Тут и припомнились слова бестии — воеводы Шереметева, грозно выкарканные в лицо ему: «Дурак ты, протопоп, все-то лаптем щи нахлёбываешь, всё-то добрых новин дичишься, а времена настают другие, весёлые времена! Соскребут плесень затхлую с вашего брата скребком просвещёния, сдуют пыль душную и копоть. Вот ты, поп, на парсуну мою глядя, аки волк ощерился, а ведомо ли тебе — сам великий государь-царь да другой государь велий Никон-патриарх тож изволили свои лики на досках запечатлеть? Красками ляшскими!»

Не поверил тогда Аввакум в блажь его несусветную, хотел было проклясть еретика самомнивого, да приспешники сатанинские схва-тали, опутали вервием и с хохотинками скоморошьими спихнули за борт в Волгу.

— Как знаешь меня? — спросил Аввакум. — Вроде не встречались.

Сусаниха насмешливо завиляла головой:

— Ёшеньки ты мой! Эт ты, батюшка, меня не встречал, а я тебя много раз. — Матрёна улыбнулась, затеплила глаза. — В Юрьевце бывала, в соборной церкви Входоиерусалимской обедни стаивала. А уж как ты, батюшко, возглашаешь «Отцу и Сыну и Святому Духу-у!»… Как есть труба ирихонская. И сердцу вострепение до оморока, и в ногах трусь. Как же не встречала? Встречала! Вот таперь гляжу на тя, на машкарад твой и вот чё думаю: уж не прогнали, как Даниила? Эва и отметина во лбу под волосьями залеплена.

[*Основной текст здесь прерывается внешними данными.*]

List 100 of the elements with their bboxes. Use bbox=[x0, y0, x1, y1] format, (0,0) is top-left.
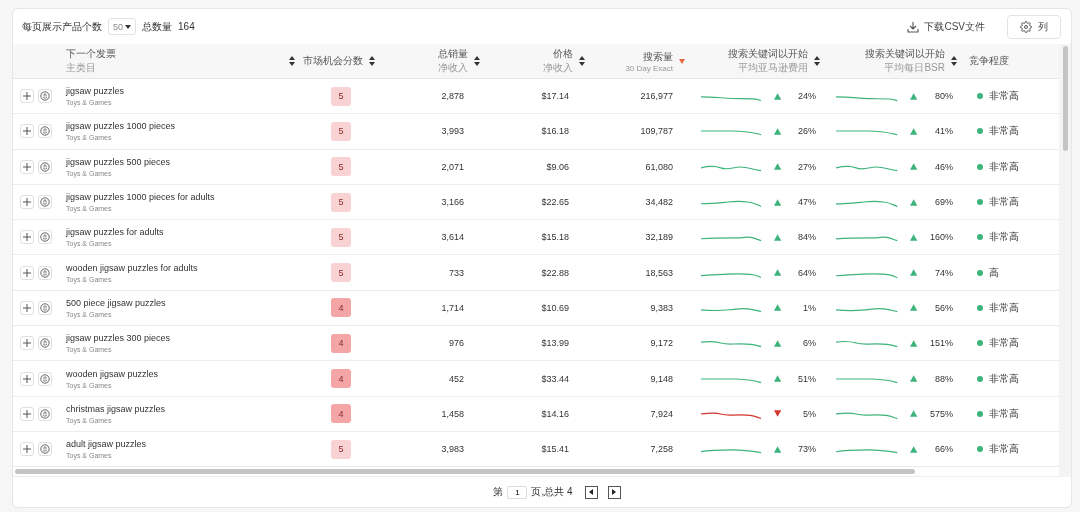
download-csv-button[interactable]: 下载CSV文件 bbox=[901, 19, 991, 34]
competition-level: 非常高 bbox=[989, 159, 1019, 174]
page-prefix: 第 bbox=[493, 485, 504, 499]
keyword-name[interactable]: 500 piece jigsaw puzzles bbox=[66, 297, 301, 308]
change-percent: 41% bbox=[934, 126, 953, 137]
competition-level: 非常高 bbox=[989, 124, 1019, 139]
change-percent: 1% bbox=[802, 302, 816, 313]
change-percent: 5% bbox=[802, 408, 816, 419]
search-volume: 216,977 bbox=[640, 91, 673, 102]
keyword-name[interactable]: christmas jigsaw puzzles bbox=[66, 403, 301, 414]
change-percent: 24% bbox=[797, 91, 816, 102]
score: 5 bbox=[331, 157, 351, 177]
per-page-select[interactable]: 50 bbox=[108, 18, 136, 35]
keyword-name[interactable]: wooden jigsaw puzzles bbox=[66, 368, 301, 379]
change-percent: 6% bbox=[802, 338, 816, 349]
score: 4 bbox=[331, 333, 351, 353]
page-input[interactable]: 1 bbox=[507, 485, 528, 499]
sales-value: 452 bbox=[448, 373, 464, 384]
competition-level: 非常高 bbox=[989, 406, 1019, 421]
price-value: $14.16 bbox=[541, 408, 569, 419]
score: 5 bbox=[331, 439, 351, 459]
column-header: 搜索量 bbox=[643, 49, 673, 64]
competition-level: 非常高 bbox=[989, 230, 1019, 245]
change-percent: 46% bbox=[934, 161, 953, 172]
total-count: 164 bbox=[178, 21, 195, 32]
score: 4 bbox=[331, 404, 351, 424]
columns-button[interactable]: 列 bbox=[1007, 14, 1061, 39]
price-value: $13.99 bbox=[541, 338, 569, 349]
sales-value: 3,993 bbox=[441, 126, 464, 137]
search-volume: 9,383 bbox=[650, 302, 673, 313]
score: 5 bbox=[331, 192, 351, 212]
sales-value: 976 bbox=[448, 338, 464, 349]
score: 4 bbox=[331, 369, 351, 388]
column-header: 价格 bbox=[553, 47, 573, 61]
column-subheader: 平均每日BSR bbox=[884, 61, 945, 75]
price-value: $22.65 bbox=[541, 197, 569, 208]
sales-value: 3,166 bbox=[441, 197, 464, 208]
column-header: 下一个发票 bbox=[66, 47, 116, 61]
competition-level: 高 bbox=[989, 265, 999, 280]
change-percent: 51% bbox=[797, 373, 816, 384]
price-value: $15.18 bbox=[541, 232, 569, 243]
search-volume: 61,080 bbox=[645, 161, 673, 172]
search-volume: 9,172 bbox=[650, 338, 673, 349]
search-volume: 32,189 bbox=[645, 232, 673, 243]
column-subheader: 主类目 bbox=[66, 61, 96, 75]
keyword-name[interactable]: jigsaw puzzles for adults bbox=[66, 227, 301, 238]
sales-value: 2,071 bbox=[441, 161, 464, 172]
price-value: $9.06 bbox=[546, 161, 569, 172]
price-value: $16.18 bbox=[541, 126, 569, 137]
score: 5 bbox=[331, 263, 351, 283]
keyword-name[interactable]: jigsaw puzzles 300 pieces bbox=[66, 333, 301, 344]
score: 5 bbox=[331, 86, 351, 106]
column-header: 总销量 bbox=[438, 47, 468, 61]
sales-value: 1,458 bbox=[441, 408, 464, 419]
change-percent: 56% bbox=[934, 302, 953, 313]
competition-level: 非常高 bbox=[989, 336, 1019, 351]
sales-value: 3,983 bbox=[441, 444, 464, 455]
price-value: $17.14 bbox=[541, 91, 569, 102]
page-total: 页,总共 4 bbox=[531, 485, 573, 499]
change-percent: 26% bbox=[797, 126, 816, 137]
keyword-name[interactable]: adult jigsaw puzzles bbox=[66, 439, 301, 450]
keyword-name[interactable]: jigsaw puzzles bbox=[66, 86, 301, 97]
total-label: 总数量 bbox=[142, 19, 172, 34]
search-volume: 9,148 bbox=[650, 373, 673, 384]
change-percent: 88% bbox=[934, 373, 953, 384]
competition-level: 非常高 bbox=[989, 371, 1019, 386]
search-volume: 7,258 bbox=[650, 444, 673, 455]
change-percent: 575% bbox=[928, 408, 953, 419]
competition-level: 非常高 bbox=[989, 89, 1019, 104]
change-percent: 73% bbox=[797, 444, 816, 455]
sales-value: 1,714 bbox=[441, 302, 464, 313]
search-volume: 18,563 bbox=[645, 267, 673, 278]
search-volume: 7,924 bbox=[650, 408, 673, 419]
competition-level: 非常高 bbox=[989, 195, 1019, 210]
score: 4 bbox=[331, 298, 351, 318]
change-percent: 74% bbox=[934, 267, 953, 278]
search-volume: 109,787 bbox=[640, 126, 673, 137]
column-header: 搜索关键词以开始 bbox=[728, 47, 808, 61]
change-percent: 84% bbox=[797, 232, 816, 243]
competition-level: 非常高 bbox=[989, 300, 1019, 315]
score: 5 bbox=[331, 121, 351, 141]
sales-value: 2,878 bbox=[441, 91, 464, 102]
keyword-name[interactable]: jigsaw puzzles 1000 pieces for adults bbox=[66, 192, 301, 203]
price-value: $15.41 bbox=[541, 444, 569, 455]
price-value: $10.69 bbox=[541, 302, 569, 313]
keyword-name[interactable]: jigsaw puzzles 500 pieces bbox=[66, 156, 301, 167]
per-page-label: 每页展示产品个数 bbox=[22, 19, 102, 34]
column-subheader: 净收入 bbox=[543, 61, 573, 75]
column-subheader: 30 Day Exact bbox=[625, 63, 673, 73]
price-value: $22.88 bbox=[541, 267, 569, 278]
change-percent: 27% bbox=[797, 161, 816, 172]
keyword-name[interactable]: jigsaw puzzles 1000 pieces bbox=[66, 121, 301, 132]
change-percent: 69% bbox=[934, 197, 953, 208]
change-percent: 66% bbox=[934, 444, 953, 455]
change-percent: 64% bbox=[797, 267, 816, 278]
column-header: 竞争程度 bbox=[969, 54, 1009, 68]
sales-value: 733 bbox=[448, 267, 464, 278]
column-subheader: 平均亚马逊费用 bbox=[738, 61, 808, 75]
change-percent: 80% bbox=[934, 91, 953, 102]
keyword-name[interactable]: wooden jigsaw puzzles for adults bbox=[66, 262, 301, 273]
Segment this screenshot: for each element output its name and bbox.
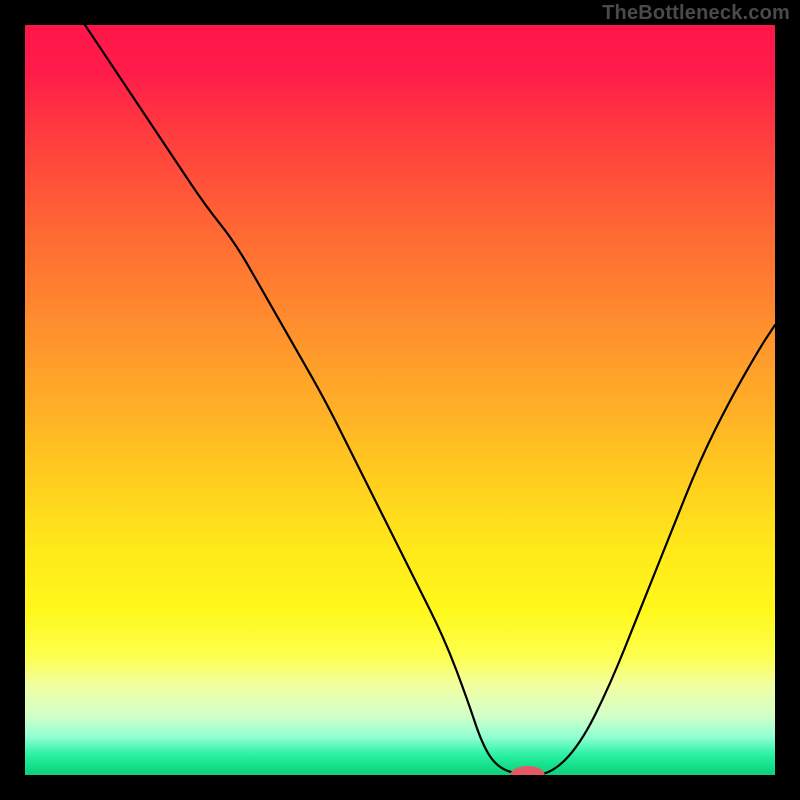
watermark-text: TheBottleneck.com: [602, 2, 790, 25]
plot-area: [25, 25, 775, 775]
curve-layer: [25, 25, 775, 775]
chart-frame: TheBottleneck.com: [0, 0, 800, 800]
bottleneck-curve: [85, 25, 775, 775]
optimum-marker: [510, 766, 545, 775]
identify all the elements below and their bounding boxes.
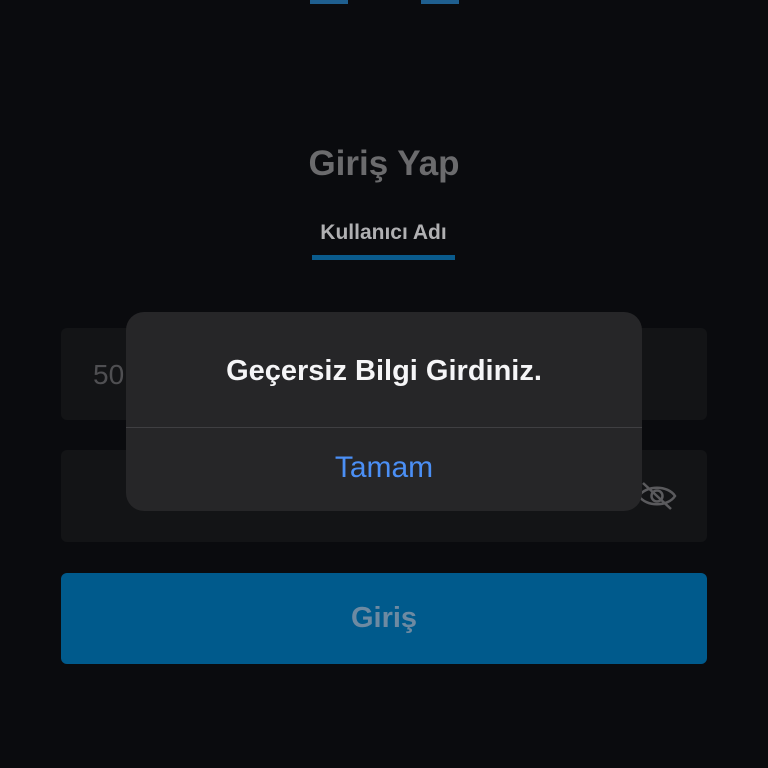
page-title: Giriş Yap [308, 144, 460, 183]
alert-dialog: Geçersiz Bilgi Girdiniz. Tamam [126, 312, 642, 511]
alert-message: Geçersiz Bilgi Girdiniz. [226, 355, 542, 387]
phone-input-value: 50 [93, 359, 125, 390]
alert-ok-button[interactable]: Tamam [126, 428, 642, 511]
logo-fragment-left [310, 0, 348, 4]
login-button[interactable]: Giriş [61, 573, 707, 664]
login-screen: Giriş Yap Kullanıcı Adı 50 Giriş Geçersi… [0, 0, 768, 768]
tab-username-label: Kullanıcı Adı [320, 221, 447, 244]
tab-active-indicator [312, 255, 455, 260]
eye-slash-icon[interactable] [637, 482, 677, 510]
logo-fragment-right [421, 0, 459, 4]
tab-username[interactable]: Kullanıcı Adı [312, 220, 455, 260]
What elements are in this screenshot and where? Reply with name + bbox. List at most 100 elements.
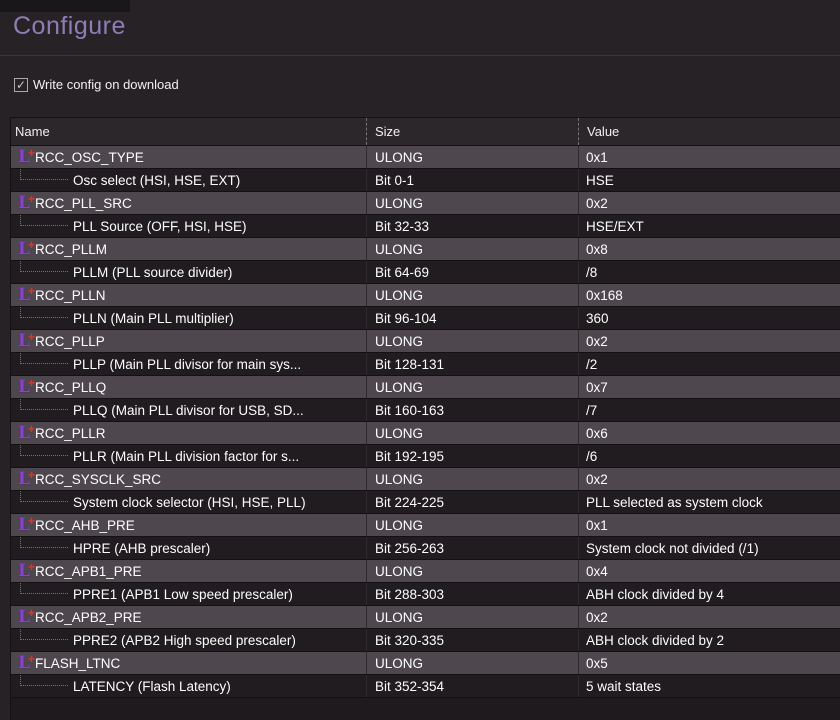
title-divider	[0, 55, 840, 56]
title-backdrop	[0, 0, 130, 12]
value-cell: /7	[578, 399, 840, 421]
name-cell: L+ RCC_AHB_PRE	[11, 514, 366, 536]
table-row[interactable]: PLLN (Main PLL multiplier) Bit 96-104 36…	[11, 307, 840, 330]
tree-elbow-icon	[20, 445, 68, 456]
value-cell: HSE	[578, 169, 840, 191]
ulong-type-icon: L+	[14, 193, 34, 213]
table-row[interactable]: HPRE (AHB prescaler) Bit 256-263 System …	[11, 537, 840, 560]
ulong-type-icon: L+	[14, 239, 34, 259]
plus-badge-icon: +	[28, 376, 35, 393]
size-cell: Bit 192-195	[366, 445, 578, 467]
row-name: RCC_APB1_PRE	[35, 564, 142, 579]
name-cell: PLLP (Main PLL divisor for main sys...	[11, 353, 366, 375]
value-cell: 5 wait states	[578, 675, 840, 697]
table-row[interactable]: PLL Source (OFF, HSI, HSE) Bit 32-33 HSE…	[11, 215, 840, 238]
column-header-name[interactable]: Name	[11, 118, 366, 145]
name-cell: PLLN (Main PLL multiplier)	[11, 307, 366, 329]
column-header-size[interactable]: Size	[366, 118, 578, 145]
size-cell: ULONG	[366, 468, 578, 490]
tree-elbow-icon	[20, 675, 68, 686]
size-cell: ULONG	[366, 376, 578, 398]
plus-badge-icon: +	[28, 468, 35, 485]
table-row[interactable]: L+ RCC_SYSCLK_SRC ULONG 0x2	[11, 468, 840, 491]
value-cell: HSE/EXT	[578, 215, 840, 237]
table-row[interactable]: L+ RCC_AHB_PRE ULONG 0x1	[11, 514, 840, 537]
size-cell: ULONG	[366, 422, 578, 444]
row-name: RCC_APB2_PRE	[35, 610, 142, 625]
row-name: LATENCY (Flash Latency)	[73, 679, 231, 694]
plus-badge-icon: +	[28, 422, 35, 439]
row-name: RCC_PLLN	[35, 288, 106, 303]
config-table: Name Size Value L+ RCC_OSC_TYPE ULONG 0x…	[10, 117, 840, 720]
table-row[interactable]: L+ RCC_APB1_PRE ULONG 0x4	[11, 560, 840, 583]
ulong-type-icon: L+	[14, 331, 34, 351]
name-cell: Osc select (HSI, HSE, EXT)	[11, 169, 366, 191]
name-cell: PLLR (Main PLL division factor for s...	[11, 445, 366, 467]
size-cell: ULONG	[366, 284, 578, 306]
row-name: RCC_AHB_PRE	[35, 518, 135, 533]
table-row[interactable]: Osc select (HSI, HSE, EXT) Bit 0-1 HSE	[11, 169, 840, 192]
plus-badge-icon: +	[28, 652, 35, 669]
checkbox-checked-icon[interactable]: ✓	[14, 78, 28, 92]
table-row[interactable]: L+ RCC_PLLM ULONG 0x8	[11, 238, 840, 261]
tree-elbow-icon	[20, 629, 68, 640]
ulong-type-icon: L+	[14, 607, 34, 627]
ulong-type-icon: L+	[14, 285, 34, 305]
value-cell: /6	[578, 445, 840, 467]
table-row[interactable]: L+ FLASH_LTNC ULONG 0x5	[11, 652, 840, 675]
name-cell: L+ RCC_APB1_PRE	[11, 560, 366, 582]
value-cell: 0x1	[578, 146, 840, 168]
table-row[interactable]: PLLP (Main PLL divisor for main sys... B…	[11, 353, 840, 376]
plus-badge-icon: +	[28, 146, 35, 163]
size-cell: Bit 256-263	[366, 537, 578, 559]
size-cell: ULONG	[366, 606, 578, 628]
value-cell: 0x6	[578, 422, 840, 444]
tree-elbow-icon	[20, 261, 68, 272]
value-cell: ABH clock divided by 2	[578, 629, 840, 651]
value-cell: 0x2	[578, 192, 840, 214]
value-cell: 360	[578, 307, 840, 329]
row-name: PLLP (Main PLL divisor for main sys...	[73, 357, 301, 372]
name-cell: L+ RCC_APB2_PRE	[11, 606, 366, 628]
row-name: System clock selector (HSI, HSE, PLL)	[73, 495, 306, 510]
value-cell: ABH clock divided by 4	[578, 583, 840, 605]
tree-elbow-icon	[20, 583, 68, 594]
row-name: PPRE2 (APB2 High speed prescaler)	[73, 633, 296, 648]
checkbox-label: Write config on download	[33, 77, 179, 92]
tree-elbow-icon	[20, 537, 68, 548]
table-row[interactable]: L+ RCC_PLLN ULONG 0x168	[11, 284, 840, 307]
tree-elbow-icon	[20, 307, 68, 318]
column-header-value[interactable]: Value	[578, 118, 840, 145]
ulong-type-icon: L+	[14, 653, 34, 673]
row-name: RCC_PLL_SRC	[35, 196, 132, 211]
ulong-type-icon: L+	[14, 469, 34, 489]
row-name: PLL Source (OFF, HSI, HSE)	[73, 219, 247, 234]
tree-elbow-icon	[20, 169, 68, 180]
value-cell: 0x168	[578, 284, 840, 306]
value-cell: PLL selected as system clock	[578, 491, 840, 513]
name-cell: LATENCY (Flash Latency)	[11, 675, 366, 697]
name-cell: HPRE (AHB prescaler)	[11, 537, 366, 559]
value-cell: /2	[578, 353, 840, 375]
table-row[interactable]: PPRE2 (APB2 High speed prescaler) Bit 32…	[11, 629, 840, 652]
table-row[interactable]: System clock selector (HSI, HSE, PLL) Bi…	[11, 491, 840, 514]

— Што скажу тебе, жоно? — уклонился Аввакум.

— И не сказывай, батюшко, — отмахнулась Сусаниха. — В Иру-салиме и то собаки есть.

Сказала и упрятала улыбку в подковке губ, а глаза её, затуманенные скорбной поволокой, всё что-то высматривали в лице протопопа. И ничего-то в ней не было от злой ведуньи, врал, небось, болтливый Пахом, но заговорила Матрёна, и протопопа ознобило от слов её вещих:

— И Ксенушку не ищи… Пропала девка. Надобе станет, сама сыщется, — посоветовала ли, приказала ль. — А сиротинку-мальчонку к себе возьму. Пущай живёт при хлебне, а то вона какой хилой, хворает, чё ли? Ну, это я справлю, я могу.

Откупорила скляницу с водицей, бережно отлила в ладонь и оплеснула чумазое, со светлыми промоинками на щеках личико парнишки, приговаривая:

— Как с гуся вода, как с лебедя вода, так с тебя, мое дитятко, вся хвороба.

Утёрла подолом мордашку, взъерошила пальцами светлые волосики.

— Дал тебе Бог живот, будет и здоровье, — потрепала за щеку. — Ну што, молодец, спомогло?

— Ага-а! — оживился, проблеснул глазёнками парнишка. — В хлебню-то мине куды-ы с добром!

— Ну и поехали, — взяла за руку. — Кланяйся батюшке.

Мальчонка часто, в пояс, откидывал поклоны доброму человеку, степенно поклонилась Сусаниха. Старичок кучер подобрал вожжи, сидел на облучке, прямил кривую спину. Матрёна подсадила приёмыша в возок, взгрузила себя на красный рундук, придержала рукой дверцу.

— Прощай меня, батюшко Аввакум, — попросила. — Горе, оно от Господа, а неправда от дьявола, а уж что мучит, то и учит.

Стукнула дверка, подмигнуло слюдяное оконце, напрягся, всхрапнул коняга, заскрипел, покатился возок.

Долго стоял Аввакум, провожая тоскливыми, серым пеплом подёрнутыми глазами убегающий возок и впервые восчувствовал, как гнетёт человека одиночество, давит плитой могильной, плющит неприкаянную душу. Стоял, удерживал рвущийся из нутра волчий вой морозный, стеная — как же воистину бывает долог день Божий! Всего-то ночью только распрощался с Марковной, с детками, с племяшами, роднёй близкой и дальней, а поди ж ты… Брел в Кострому к брату во Христе Даниилу ночь с полднем, а блазится, век одиноко пустынничает.

Вот она, Кострома, без друга-протопопа пугающая хладом, словно поддувает от стен её каменных, как из погреба, льдом утолченного. Не встретит Даниила, не обнимет, не утешит мать Меланья беседой тихой, не знамо куда подеялась доча духовная Ксенушка и мальчонка, обретшийся Божьим промыслом, скрылся в пыли дорожной. Только и оставил в горсти Аввакума лёгкую теплинку птичью, словно отогрелся и упорхнул пташонок пуховый, с земли стылой подобранный.